レッスン1 [何もせずに取り残されるな]

 ソフトウェアエンジニアリングは技術主導の分野で、変化の速度は徐々に速くなる可能性が高い。成功するためには、取り残されないよう懸命の努力が必要だ。新しい仕様や機能が自分のものになったと感じるのは、あるプログラミング言語や、J2EEのようなアーキテクチャなど、スキルを学ぶ過程で節目に到達したと感じたときだと思う。「聖書への反逆」という筆者お気に入りの映画には「動作はすべて相対だ。静止していたとしても、離れていったのは自分の方かもしれない」(注1)というセリフがある。この概念はソフトウェアエンジニアリングにピタリと当てはまる。前に進むことを止めたら、すぐに取り残されてしまうのだ。

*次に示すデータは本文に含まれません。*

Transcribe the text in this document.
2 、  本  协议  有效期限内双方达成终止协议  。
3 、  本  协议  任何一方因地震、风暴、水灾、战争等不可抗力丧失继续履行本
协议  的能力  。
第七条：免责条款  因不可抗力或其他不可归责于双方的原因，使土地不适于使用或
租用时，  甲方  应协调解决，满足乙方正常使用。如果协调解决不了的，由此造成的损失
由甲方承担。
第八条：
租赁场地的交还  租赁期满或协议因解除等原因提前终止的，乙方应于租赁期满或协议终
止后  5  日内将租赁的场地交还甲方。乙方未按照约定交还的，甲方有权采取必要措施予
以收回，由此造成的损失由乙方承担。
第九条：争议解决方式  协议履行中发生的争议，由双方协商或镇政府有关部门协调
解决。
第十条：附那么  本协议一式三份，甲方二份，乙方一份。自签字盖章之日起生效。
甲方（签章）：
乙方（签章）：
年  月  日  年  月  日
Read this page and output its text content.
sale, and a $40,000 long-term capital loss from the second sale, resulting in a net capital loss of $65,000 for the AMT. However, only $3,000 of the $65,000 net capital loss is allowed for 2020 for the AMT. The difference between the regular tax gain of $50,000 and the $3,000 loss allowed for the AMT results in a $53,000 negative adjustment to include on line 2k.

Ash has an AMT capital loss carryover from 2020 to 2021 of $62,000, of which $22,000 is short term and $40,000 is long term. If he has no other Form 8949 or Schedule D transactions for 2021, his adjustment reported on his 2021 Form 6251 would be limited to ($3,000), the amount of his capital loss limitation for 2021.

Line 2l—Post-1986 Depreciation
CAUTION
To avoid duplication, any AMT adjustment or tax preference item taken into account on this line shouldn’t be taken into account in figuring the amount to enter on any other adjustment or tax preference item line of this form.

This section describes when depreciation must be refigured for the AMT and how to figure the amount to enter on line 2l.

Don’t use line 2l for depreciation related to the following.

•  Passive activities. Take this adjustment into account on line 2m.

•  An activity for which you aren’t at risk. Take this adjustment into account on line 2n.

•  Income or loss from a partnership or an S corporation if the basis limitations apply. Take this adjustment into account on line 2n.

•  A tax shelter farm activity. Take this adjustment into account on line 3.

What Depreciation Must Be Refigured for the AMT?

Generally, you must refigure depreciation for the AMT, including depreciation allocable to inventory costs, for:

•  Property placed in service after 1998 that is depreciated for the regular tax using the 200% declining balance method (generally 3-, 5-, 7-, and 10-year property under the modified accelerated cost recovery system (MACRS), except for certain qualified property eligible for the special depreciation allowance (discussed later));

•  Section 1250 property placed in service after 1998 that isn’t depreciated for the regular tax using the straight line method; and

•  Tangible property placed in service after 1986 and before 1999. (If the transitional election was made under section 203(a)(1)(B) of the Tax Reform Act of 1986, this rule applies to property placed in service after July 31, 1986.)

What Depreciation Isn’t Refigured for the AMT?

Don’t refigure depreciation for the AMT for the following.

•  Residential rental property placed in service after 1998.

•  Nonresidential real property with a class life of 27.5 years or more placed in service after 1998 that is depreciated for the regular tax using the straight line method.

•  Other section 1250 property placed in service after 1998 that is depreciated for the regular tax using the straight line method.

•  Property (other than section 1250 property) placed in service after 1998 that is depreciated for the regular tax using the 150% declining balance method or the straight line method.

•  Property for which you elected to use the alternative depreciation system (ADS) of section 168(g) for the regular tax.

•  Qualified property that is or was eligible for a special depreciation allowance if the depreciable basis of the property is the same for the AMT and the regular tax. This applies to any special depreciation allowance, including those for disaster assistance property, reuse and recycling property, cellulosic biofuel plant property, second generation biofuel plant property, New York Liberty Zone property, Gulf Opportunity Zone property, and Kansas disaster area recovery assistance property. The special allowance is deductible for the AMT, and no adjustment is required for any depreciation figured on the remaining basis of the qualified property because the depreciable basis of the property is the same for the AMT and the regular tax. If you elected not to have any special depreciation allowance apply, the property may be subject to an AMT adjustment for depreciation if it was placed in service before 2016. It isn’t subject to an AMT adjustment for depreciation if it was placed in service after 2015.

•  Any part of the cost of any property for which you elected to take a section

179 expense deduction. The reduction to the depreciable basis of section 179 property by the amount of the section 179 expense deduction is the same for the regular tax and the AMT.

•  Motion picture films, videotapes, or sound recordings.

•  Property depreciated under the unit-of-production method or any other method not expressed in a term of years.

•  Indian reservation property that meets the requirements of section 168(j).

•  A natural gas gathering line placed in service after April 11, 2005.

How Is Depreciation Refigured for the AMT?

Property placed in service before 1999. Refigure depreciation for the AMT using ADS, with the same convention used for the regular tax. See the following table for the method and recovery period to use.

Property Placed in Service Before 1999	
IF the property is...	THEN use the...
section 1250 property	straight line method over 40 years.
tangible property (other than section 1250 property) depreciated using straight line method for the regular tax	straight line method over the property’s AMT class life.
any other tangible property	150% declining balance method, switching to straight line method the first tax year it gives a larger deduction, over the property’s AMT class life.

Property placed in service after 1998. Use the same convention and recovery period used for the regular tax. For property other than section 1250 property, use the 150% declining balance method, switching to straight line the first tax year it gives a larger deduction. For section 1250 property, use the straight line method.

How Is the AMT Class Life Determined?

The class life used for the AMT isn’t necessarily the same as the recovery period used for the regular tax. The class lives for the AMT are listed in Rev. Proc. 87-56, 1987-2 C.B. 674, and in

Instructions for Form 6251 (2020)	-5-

【注1】 『聖書への反逆』、監督:Stanley Kramer、出演:Spencer Tracy、Frederic March、Gene Kelly、制作:United Artists、1960年作品。

 技術そのものが変化し続けているだけでなく、インターネット、Web、そして関連技術もが変化の速度を急速に速めている。自分も一緒に成長し続けなければ、業務上あるいは技術的な判断は下せない。このペースが下がることは期待しない方がいい。そうなることはないのだ。

 大半の人は、年を取れば取るほど学習が困難になる。ビジネスの世界では、肩書が上がれば上がるほど、自分が利用し、構築している技術の基本には疎くなっていく。これには、管理業務や部下の監督など、ほかの作業に重点を置かなければならないといった理由もある。また、現場の技術作業が自分の地位に似合わない、などといった考えを容認する不幸な姿勢が原因になることもある。対照的に、筆者の元上司(注2)は新技術に対する姿勢が素晴らしかった。上司だった当時の彼は50代後半だったが、新技術に新人のように熱心に取り組んだ。インターネットの発展に関する情報に熱心に耳を傾け、Webサーバ、ファイアウォール、そしてJavaなどの新しい言語を常にいじっていた(注3)。彼はまた、主にソフトウェア開発や開発管理畑を歩いてきたため、QAやテスト組織が果たす役割を特に評価していた。彼は過去の経験から、独立したテストやQAグループが徹底的なテストをすれば、開発マネージャの日常業務がどれだけ楽になるかを理解していた。

【注2】筆者が前回会ったとき、この元上司は地元の大学が開講している公開講座の夜間授業に出席していた。このとき学んでいたのはコンピュータサイエンスではなくドイツ語だった。まあ、何を学ぼうと個人の自由である。

【注3 】JavaやJ2EEなど、Javaベースの商標はすべて、米国をはじめとする各国で登録されている米サン・マイクロシステムズの商標。そのほかにも、企業、製品、あるいはサービスの名前に商標が含まれている可能性もある。

 最新情報を常に把握しておくには何が役立つのだろうか? 以下は性格特性の一覧のようにも見えるが、このような行動が取れるよう自分を鍛えることは可能だと思う。

◆ 好奇心を持て。日常の行動の中で積極的に新しいツールや技術を探したい。ただ、探すことに必ずしも多くの時間を費やす必要はない。筆者の場合は、自分のブラウザのデフォルトページをIBM developerWorksに設定しておくと便利なことが分かった(注4)。このページは、IBMの新技術や、Linux、Java、XMLといったIBM以外の新しい各種技術を学ぶために最適なWebの情報源だ。「学習は糧」という言葉も月並みだが、ソフトウェアエンジニアリングなどの分野ではまさにそのとおりなのだ。


◆ 創造的であれ。新しいツールや技術を日常業務に取り込む方法を探したい。例えば、筆者は先日、社内Webサイト向けに部署単位の手続き情報を文書化する必要に迫られた。そこで筆者は、HTMLやワープロを使う代わりに、XMLとスタイルシートを使った。ページの出来映えも良く、スタイルシートに対する理解が深まった(XMLに関してはすでに知っていた)。

◆ 反抗的であれ。技術的な判断の背景にある理由が「いつもこうしているから」などという場合は、「なぜか?」と自問したい。もっと新しい技術をベースにした、もっと良い方法があるかもしれない。少なくとも、自分が質問をすることで、皆がなぜ「いつもこうしている」のかを考えるようになるかもしれない。例えば、かなり前であればWebアプリケーション用にはCGIアーキテクチャが理にかなっていたかもしれないが、現在ではWebサービスの方が適切な場合もある。